3.3) Eventuelle „außerordentliche“ Anpassung der Kindpauschalen nach
dem KiBiz
Nach
Ziffer 7.2 der Richtlinien erhöht sich in Anlehnung an die Regelung des § 19
Abs. 2 KiBiz die Vergütung jährlich um 1,5%.
Die
Forderungen der Kita-Träger, die Kindpauschalen nach dem KiBiz stärker als
1,5
% steigen zu lassen, werden immer größer. Von einem stärkeren Anstieg kann fast
ausgegangen werden. Im Wege der Gleichbehandlung sollte die Rahmenleitlinie in
Ziffer 7.2 dahingehend angepasst werden, dass die Vergütung jährlich um den
gleichen Prozentsatz steigt, um den sich nach § 19 KiBiz die Kindpauschalen in
den Kindertageseinrichtungen erhöhen.
Finanzielle Auswirkungen:
Der finanzielle Mehraufwand kann noch nicht beziffert werden, da die mögliche Erhöhung von Landesgesetzgeber auch nicht bekannt ist. Eine deutliche Erhöhung der Kindpauschalen über die jährliche Steigerungsrate von 1,5 % hinaus, wird zu gegebener Zeit zu überplanmäßigen Mitteln führen müssen, da die Auswirkungen auf den Teilbereich der Kindertageseinrichtungen sehr groß sind. Jeder Prozentpunkt zusätzliche Steigerungsrate kostet im Kitabereich ca. 100 T€ und in der Kindertagespflege ca. 17 T€.
4) Finanzierung und
Fazit
Das Angebot von „5 zusätzlichen Betreuungsstunden pro Woche“ mit geschätzten Kosten von ca. 60 T€ ist derzeit im Haushaltsplan nicht darstellbar und sollte bis zum August 2017 zurückgestellt werden. Wenn zukünftig im Rahmen einer Überarbeitung der Elternbeitragssatzung entsprechende Mehreinnahmen generiert werden können, sollte das Angebot von 5 zusätzlichen Betreuungsstunden pro Woche installiert werden.
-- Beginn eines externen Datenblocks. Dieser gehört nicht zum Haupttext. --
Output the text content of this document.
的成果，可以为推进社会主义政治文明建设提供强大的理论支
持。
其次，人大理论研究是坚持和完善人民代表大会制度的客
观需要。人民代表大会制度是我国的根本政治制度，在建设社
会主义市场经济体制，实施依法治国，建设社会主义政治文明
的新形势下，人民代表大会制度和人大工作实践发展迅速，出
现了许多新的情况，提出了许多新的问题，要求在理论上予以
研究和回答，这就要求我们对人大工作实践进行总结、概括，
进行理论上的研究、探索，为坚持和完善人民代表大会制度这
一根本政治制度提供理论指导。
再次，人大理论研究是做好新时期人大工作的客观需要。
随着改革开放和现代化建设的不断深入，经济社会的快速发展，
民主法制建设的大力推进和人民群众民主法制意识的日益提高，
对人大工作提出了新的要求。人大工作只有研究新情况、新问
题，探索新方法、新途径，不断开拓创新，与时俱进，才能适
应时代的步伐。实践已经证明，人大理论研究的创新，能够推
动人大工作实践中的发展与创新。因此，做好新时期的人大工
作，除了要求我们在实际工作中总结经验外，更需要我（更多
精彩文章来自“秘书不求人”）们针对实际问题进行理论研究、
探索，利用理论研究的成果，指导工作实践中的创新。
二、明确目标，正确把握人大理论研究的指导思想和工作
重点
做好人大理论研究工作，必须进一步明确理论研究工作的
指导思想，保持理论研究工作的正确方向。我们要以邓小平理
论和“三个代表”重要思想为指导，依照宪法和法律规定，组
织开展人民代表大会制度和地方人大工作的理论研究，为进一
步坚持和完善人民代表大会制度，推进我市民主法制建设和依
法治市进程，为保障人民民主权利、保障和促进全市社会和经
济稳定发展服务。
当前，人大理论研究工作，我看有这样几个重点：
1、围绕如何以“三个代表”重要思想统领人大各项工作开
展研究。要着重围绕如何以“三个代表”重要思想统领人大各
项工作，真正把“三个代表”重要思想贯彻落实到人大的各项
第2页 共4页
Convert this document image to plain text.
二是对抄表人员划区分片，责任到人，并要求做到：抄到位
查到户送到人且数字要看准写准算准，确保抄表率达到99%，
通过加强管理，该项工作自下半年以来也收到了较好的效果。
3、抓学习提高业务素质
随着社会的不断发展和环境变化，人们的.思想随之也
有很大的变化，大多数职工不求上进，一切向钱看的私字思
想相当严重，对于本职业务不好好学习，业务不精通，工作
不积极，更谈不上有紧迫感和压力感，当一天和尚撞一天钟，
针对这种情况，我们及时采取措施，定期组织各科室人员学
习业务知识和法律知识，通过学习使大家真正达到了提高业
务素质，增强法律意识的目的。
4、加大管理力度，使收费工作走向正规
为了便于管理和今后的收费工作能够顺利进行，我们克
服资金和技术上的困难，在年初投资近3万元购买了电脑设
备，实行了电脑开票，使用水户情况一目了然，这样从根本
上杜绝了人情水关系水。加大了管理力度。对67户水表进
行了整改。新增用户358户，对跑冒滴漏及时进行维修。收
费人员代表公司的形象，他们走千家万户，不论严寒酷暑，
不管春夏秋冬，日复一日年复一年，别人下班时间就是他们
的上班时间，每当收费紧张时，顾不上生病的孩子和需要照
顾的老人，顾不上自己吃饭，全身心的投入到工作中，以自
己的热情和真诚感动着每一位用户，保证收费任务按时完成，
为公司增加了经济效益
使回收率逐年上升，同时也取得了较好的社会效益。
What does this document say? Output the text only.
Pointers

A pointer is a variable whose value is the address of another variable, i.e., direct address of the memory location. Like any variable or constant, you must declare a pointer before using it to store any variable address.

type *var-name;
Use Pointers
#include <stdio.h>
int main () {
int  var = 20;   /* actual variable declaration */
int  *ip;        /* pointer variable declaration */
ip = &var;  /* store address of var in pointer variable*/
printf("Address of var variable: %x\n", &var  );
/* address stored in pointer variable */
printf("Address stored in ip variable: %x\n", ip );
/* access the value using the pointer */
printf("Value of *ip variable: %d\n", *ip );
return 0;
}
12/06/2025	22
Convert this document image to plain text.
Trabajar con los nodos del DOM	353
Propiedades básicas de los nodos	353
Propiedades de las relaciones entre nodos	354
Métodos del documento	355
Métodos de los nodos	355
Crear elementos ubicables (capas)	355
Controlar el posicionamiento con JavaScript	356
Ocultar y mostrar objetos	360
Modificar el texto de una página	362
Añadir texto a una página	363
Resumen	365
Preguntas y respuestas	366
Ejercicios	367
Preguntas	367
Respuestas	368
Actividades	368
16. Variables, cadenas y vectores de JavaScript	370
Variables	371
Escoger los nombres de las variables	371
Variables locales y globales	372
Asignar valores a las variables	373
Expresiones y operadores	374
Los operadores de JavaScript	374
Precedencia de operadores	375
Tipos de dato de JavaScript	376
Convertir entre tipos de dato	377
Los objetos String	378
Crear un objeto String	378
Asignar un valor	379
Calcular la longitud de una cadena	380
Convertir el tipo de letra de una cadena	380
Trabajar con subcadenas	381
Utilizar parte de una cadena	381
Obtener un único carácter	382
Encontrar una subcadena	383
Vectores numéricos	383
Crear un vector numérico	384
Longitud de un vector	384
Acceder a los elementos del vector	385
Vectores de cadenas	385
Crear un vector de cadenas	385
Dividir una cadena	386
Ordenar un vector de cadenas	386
Die übrigen absehbaren finanziellen Mehraufwendungen zur Kündigungsfrist, bei der Vertretungsregelung und bei der Randzeitenbetreuung sind im Haushaltsplanentwurf enthalten. Bei der Aufstellung des Haushaltsplanentwurfes wurde die Evaluation der Kindertagespflege entsprechend vorsorglich berücksichtigt.
Die Sicherstellung des Rechtsanspruches auf frühkindliche Förderung ist eine Pflichtleistung der Stadt Rheine. Ohne eine gut aufgestellte Kindertagespflege müsste der Rechtsanspruch auf frühkindliche Förderung zunehmend in den Kindertageseinrichtungen sichergestellt werden. Dieses wird aus Kapazitätsgründen in naher und mittlerer Zukunft nicht möglich sein.
Mit der Anpassung der Richtlinien bleibt der Beruf der Kindertagespflegeperson attraktiv.